Risale Haber-Haber Merkezi
Mehmet Kırkıncı Hocaefendi Başbakan Recep Tayyip Erdoğan'a ittihad-ı İslam mektubu gönderdi. Mektubu, Prof.Dr. Sefa Saygılı, Milat'taki köşesinde yayınladı.
Başbakan Erdoğan'ın "umumi ve külli bir duaya mazhar" olduğunu belirten Kırkıncı Hocaefendi, yapılan hizmetleri hatırlattı. Daha sonra sözü Müslümanlar arasında yaşanan çatışmaya ve ihtilafa getiren Kırkıncı Hocaefendi, mektubunda şu görüşlere yer verdi:
"Hamiyetperver Başvekilim,
Malumunuz olduğu üzere; “Azametli bahtsız bir kıt'anın, şanlı tali'siz bir devletin, değerli sahibsiz bir kavmin reçetesi; ittihad-ı İslâmdır.” ( Mektubat, B. Said Nursi)

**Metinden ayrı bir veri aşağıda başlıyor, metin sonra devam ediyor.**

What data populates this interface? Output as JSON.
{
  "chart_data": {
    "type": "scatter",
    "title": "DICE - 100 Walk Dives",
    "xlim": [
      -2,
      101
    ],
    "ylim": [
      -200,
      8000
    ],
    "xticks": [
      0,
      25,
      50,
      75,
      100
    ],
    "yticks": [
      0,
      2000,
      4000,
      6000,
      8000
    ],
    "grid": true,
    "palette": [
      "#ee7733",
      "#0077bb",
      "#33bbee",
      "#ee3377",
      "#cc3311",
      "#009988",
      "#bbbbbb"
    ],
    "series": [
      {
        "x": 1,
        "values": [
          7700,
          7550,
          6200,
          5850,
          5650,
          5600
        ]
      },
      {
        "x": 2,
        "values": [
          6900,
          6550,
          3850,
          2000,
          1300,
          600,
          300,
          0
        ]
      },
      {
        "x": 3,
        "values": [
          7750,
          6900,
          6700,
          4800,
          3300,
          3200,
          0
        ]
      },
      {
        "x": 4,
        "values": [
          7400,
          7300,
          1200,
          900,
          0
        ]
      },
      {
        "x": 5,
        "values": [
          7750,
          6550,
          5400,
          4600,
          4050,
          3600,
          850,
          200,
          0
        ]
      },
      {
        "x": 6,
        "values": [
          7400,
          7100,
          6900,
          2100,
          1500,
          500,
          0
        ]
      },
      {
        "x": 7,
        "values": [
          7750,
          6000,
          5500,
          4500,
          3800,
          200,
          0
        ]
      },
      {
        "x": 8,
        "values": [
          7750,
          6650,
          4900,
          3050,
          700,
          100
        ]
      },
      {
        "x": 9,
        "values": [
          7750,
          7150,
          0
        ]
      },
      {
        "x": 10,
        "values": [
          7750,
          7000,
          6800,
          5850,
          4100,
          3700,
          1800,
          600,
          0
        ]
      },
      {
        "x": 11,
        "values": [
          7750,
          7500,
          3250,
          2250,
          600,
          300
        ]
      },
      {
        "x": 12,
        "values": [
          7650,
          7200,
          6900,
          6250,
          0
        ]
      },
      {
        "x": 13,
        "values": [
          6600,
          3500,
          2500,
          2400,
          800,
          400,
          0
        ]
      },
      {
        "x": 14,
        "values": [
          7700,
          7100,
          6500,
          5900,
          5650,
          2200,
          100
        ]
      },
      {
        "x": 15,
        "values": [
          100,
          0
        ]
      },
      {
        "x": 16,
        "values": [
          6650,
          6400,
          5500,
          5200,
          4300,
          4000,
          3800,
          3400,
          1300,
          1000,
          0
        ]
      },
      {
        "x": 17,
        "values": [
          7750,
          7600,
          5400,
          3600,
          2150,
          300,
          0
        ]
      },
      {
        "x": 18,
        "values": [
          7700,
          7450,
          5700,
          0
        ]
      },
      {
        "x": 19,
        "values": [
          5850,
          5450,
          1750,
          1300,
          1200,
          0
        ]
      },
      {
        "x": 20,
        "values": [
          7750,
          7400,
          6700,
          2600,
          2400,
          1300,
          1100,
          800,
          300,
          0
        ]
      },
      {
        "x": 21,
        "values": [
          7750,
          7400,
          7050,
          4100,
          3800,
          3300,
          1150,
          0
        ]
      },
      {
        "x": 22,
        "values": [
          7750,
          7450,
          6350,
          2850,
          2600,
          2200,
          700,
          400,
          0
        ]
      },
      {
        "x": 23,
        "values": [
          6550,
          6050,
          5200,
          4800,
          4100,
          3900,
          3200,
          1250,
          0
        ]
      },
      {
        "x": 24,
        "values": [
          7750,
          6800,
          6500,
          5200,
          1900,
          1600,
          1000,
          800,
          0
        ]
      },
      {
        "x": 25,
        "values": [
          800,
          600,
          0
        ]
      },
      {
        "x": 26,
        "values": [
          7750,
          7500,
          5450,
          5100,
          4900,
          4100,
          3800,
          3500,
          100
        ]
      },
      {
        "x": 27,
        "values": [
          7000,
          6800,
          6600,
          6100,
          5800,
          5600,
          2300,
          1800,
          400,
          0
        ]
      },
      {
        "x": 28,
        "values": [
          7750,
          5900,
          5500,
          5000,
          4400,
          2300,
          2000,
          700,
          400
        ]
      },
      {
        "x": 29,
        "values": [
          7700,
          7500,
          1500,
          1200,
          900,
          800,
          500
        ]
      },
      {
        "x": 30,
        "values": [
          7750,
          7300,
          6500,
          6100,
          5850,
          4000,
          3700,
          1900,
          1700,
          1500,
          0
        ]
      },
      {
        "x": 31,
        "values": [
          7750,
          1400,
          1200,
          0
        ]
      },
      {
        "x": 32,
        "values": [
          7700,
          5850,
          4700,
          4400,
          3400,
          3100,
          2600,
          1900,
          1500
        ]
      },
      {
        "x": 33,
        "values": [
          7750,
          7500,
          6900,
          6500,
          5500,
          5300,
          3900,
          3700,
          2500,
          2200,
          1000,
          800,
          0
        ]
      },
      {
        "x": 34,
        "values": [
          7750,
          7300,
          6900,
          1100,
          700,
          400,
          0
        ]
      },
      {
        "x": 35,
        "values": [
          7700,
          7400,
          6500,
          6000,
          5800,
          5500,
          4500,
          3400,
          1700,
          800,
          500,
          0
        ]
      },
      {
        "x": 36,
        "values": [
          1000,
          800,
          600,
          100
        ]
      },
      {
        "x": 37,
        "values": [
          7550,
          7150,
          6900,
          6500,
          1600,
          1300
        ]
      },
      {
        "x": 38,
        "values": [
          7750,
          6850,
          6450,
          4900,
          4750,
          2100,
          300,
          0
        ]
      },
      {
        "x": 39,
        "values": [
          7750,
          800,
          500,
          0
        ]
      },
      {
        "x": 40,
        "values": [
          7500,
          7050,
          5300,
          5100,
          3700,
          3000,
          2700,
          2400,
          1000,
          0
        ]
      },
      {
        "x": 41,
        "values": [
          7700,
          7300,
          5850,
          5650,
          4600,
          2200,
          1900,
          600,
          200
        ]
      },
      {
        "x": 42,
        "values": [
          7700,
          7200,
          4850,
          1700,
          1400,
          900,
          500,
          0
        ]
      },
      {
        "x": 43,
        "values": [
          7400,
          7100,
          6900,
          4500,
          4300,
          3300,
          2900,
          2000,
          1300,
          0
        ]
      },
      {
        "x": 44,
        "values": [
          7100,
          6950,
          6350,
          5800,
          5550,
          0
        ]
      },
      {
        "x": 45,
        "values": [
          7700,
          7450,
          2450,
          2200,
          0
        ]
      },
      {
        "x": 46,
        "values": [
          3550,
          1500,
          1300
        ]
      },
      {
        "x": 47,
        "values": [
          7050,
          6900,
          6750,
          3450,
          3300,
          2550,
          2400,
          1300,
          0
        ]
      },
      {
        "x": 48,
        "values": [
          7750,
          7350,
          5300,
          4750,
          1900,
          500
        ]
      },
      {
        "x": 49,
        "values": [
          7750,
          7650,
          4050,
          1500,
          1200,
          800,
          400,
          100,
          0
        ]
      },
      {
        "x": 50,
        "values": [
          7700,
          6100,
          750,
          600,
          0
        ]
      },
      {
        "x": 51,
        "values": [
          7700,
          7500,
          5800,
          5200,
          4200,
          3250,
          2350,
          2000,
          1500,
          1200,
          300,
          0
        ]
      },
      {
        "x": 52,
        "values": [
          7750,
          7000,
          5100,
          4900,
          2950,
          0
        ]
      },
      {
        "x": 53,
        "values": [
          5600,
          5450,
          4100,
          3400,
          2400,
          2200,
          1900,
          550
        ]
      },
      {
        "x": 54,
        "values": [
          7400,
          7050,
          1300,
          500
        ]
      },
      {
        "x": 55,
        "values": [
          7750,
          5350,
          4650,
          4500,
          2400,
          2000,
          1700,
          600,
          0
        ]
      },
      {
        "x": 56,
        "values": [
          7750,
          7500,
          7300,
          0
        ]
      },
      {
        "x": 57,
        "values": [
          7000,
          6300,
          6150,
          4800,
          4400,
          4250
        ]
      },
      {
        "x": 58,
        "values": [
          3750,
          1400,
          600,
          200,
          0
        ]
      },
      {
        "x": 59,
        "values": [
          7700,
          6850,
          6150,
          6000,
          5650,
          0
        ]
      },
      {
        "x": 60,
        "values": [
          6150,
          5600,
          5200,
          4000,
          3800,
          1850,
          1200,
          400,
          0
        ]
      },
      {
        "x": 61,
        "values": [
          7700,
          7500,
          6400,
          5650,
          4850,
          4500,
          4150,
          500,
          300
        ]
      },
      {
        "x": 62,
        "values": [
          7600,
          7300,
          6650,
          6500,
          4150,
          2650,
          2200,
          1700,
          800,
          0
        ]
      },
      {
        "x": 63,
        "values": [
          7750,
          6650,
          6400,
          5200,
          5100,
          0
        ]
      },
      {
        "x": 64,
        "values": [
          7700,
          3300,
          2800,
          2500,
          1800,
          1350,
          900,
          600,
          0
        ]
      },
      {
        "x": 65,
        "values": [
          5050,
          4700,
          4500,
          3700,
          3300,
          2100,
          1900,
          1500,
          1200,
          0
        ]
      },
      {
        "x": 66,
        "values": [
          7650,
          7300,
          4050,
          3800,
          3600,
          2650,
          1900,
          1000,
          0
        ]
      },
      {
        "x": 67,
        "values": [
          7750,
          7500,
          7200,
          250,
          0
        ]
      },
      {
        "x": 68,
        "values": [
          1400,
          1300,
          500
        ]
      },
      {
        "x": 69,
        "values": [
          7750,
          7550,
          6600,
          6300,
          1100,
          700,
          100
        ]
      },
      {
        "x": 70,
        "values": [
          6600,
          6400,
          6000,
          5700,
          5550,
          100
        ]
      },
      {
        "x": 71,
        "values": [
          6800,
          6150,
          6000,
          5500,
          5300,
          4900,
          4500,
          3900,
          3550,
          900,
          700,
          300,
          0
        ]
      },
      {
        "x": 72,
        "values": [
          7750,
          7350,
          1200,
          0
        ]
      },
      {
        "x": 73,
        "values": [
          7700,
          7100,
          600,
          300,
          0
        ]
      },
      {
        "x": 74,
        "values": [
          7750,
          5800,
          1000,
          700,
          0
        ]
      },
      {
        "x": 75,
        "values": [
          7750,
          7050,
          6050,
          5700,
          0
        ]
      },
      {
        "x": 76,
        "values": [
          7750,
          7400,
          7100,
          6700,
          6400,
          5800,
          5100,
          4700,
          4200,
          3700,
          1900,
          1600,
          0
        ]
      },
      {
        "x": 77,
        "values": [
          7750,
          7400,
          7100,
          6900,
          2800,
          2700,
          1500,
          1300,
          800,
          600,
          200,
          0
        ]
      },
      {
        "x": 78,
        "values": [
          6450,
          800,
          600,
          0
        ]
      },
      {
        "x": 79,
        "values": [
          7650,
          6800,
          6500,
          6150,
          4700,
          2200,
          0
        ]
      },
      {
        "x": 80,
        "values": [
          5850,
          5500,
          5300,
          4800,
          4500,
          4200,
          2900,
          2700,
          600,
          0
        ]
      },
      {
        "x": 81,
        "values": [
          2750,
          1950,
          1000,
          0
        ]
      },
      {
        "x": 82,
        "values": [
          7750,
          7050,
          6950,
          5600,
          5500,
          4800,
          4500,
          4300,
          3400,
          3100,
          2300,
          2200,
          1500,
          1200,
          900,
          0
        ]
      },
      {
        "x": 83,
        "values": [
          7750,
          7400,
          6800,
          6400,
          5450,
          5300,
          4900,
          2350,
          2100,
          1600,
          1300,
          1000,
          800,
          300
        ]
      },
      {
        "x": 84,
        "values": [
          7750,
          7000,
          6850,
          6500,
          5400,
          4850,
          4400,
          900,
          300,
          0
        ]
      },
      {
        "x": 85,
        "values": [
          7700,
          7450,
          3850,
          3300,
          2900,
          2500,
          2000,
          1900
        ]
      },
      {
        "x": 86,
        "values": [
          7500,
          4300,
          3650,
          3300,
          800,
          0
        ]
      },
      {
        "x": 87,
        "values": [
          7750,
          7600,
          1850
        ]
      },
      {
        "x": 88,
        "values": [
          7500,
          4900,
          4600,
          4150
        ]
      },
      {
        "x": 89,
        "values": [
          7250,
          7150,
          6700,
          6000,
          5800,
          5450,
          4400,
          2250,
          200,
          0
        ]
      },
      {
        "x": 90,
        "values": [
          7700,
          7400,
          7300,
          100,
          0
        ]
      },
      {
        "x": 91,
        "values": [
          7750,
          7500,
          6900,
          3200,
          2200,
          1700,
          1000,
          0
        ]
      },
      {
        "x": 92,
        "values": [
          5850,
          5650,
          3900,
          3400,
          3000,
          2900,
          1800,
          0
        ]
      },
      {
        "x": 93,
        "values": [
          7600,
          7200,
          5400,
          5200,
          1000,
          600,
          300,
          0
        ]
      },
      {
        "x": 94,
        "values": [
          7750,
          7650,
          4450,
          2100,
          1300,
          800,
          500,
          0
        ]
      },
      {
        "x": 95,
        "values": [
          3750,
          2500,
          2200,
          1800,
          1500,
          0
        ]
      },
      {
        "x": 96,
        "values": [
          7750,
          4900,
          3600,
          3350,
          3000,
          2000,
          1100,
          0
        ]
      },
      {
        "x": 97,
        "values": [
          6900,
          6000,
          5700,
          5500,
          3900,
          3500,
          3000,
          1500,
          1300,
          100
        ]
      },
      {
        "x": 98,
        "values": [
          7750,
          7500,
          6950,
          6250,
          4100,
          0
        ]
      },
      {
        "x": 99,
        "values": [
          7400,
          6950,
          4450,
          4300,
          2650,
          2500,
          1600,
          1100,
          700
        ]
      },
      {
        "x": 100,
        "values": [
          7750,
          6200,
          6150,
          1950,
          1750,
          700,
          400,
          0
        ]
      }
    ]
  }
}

Ne yazık ki, ittihad-ı İslam’ın ehemmiyetini kavrayamayan şorak dimağlar ve şuursuz Müslümanlar, bu din-i mübinin nezahat ve ulviyetine gölge düşürmektedirler. Müslümanların bugün düşmüş oldukları bu elim vaziyet, âlicenap dimağların vicdanlarını müteessir etmekte ve derinden yaralamaktadır. Bir kâbus gibi üzerimize çöken bu elim hal karşısında ehl-i imanın kalbi, ruhu ve vicdanı sarsılmaktadır.
Dünyadaki bütün Müslümanların gözü, bir zamanlar cihanın efendisi, hâkimi ve üstadı olan, maddi ve manevi terakki ile milletini saadet ve selamet içinde yaşatan, ilim ve adaletleriyle dünyaya damga vurup asırlarca cihanı titreten, marifet ve irfan nurlarını âlemin aktarına neşreden, dünyaya şan ve şerefle altı asırdan fazla bir zaman hükmeden o muhteşem ve ihtişamlı ecdadımızın torunları olan bizlerin üzerindedir.
BEDİÜZZAMAN'IN LEMAAT'DAKİ SÖZLERİ
Eserlerinin bir çok yerinde ecdadımız için “Necip kavim” ifadesini kullanan Bediüzzaman Hazretleri Lemaat adlı eserinde;
“Eski zamandan beri istiklal-i İslâm'ın bekası, hem Kelimetullah'ın i'lâsı için, farz-ı kifaye-i cihadı; o lâzime-i diyanet
Deruhde ile, kendini yekvücud-u vahdanî, İslâm'ın âlemine fedaya vazifedar, hilafete bayrakdar görmüş olan bu devlet.” ifadelerine yer vermektedir.
Muhterem Başvekilim,
Jeopolitik bakımdan çok kritik bir noktada olan memleketimizin etrafı adeta bir ateş çemberi haline gelmiştir. Vatanımızı bu ateş çemberinden en az zararla kurtaracak olan tecrübenin, ferasetin, metanetin, sabır ve donanımın sizde olması bizim için en büyük bir nimettir. Bunu, Cenab-ı Hakk’ın inayet ve yardımıyla başaracağınıza inancımız tamdır.
İtaatteki hikmet ve maslahatı kavramayan nice milletler, Allah’ın en büyük ihsanlarından biri olan “devlet” nimetini ellerinden kaçırmışlar; birlik ve bütünlüklerini, istiklaliyetlerini muhafaza edememişlerdir. Tarih bunun acı misalleriyle doludur. Eğer Endülüs’te şehzadeler memleketi bölerek baş çekmeselerdi, belki bugün Avrupa’nın, hususen Fransa’nın varlığından söz edilmeyecekti. Dâhili isyan ve ihtilaflarla Osmanlı otoritesi sarsılmasaydı, muhtemelen bugün Ortadoğu’daki bu vehim hadiseler yaşanmayacaktı.
Bugün bütün âlem-i İslam’ın kalbini derinden yaralayan ve vicdanlarını sızlatan Filistin, Suriye, Irak ve Mısır gibi birçok İslam ülkesinde yaşanan elim hadiseler hep ihtilaf ve tefrikanın neticesidir.
Tevfik-i İlâhî sizin ve dava arkadaşlarınızın refiki olsun. Ehassı emelim, saadet ve afiyetinizin berkemal olması ve muvaffakiyetinizin daim olmasıdır.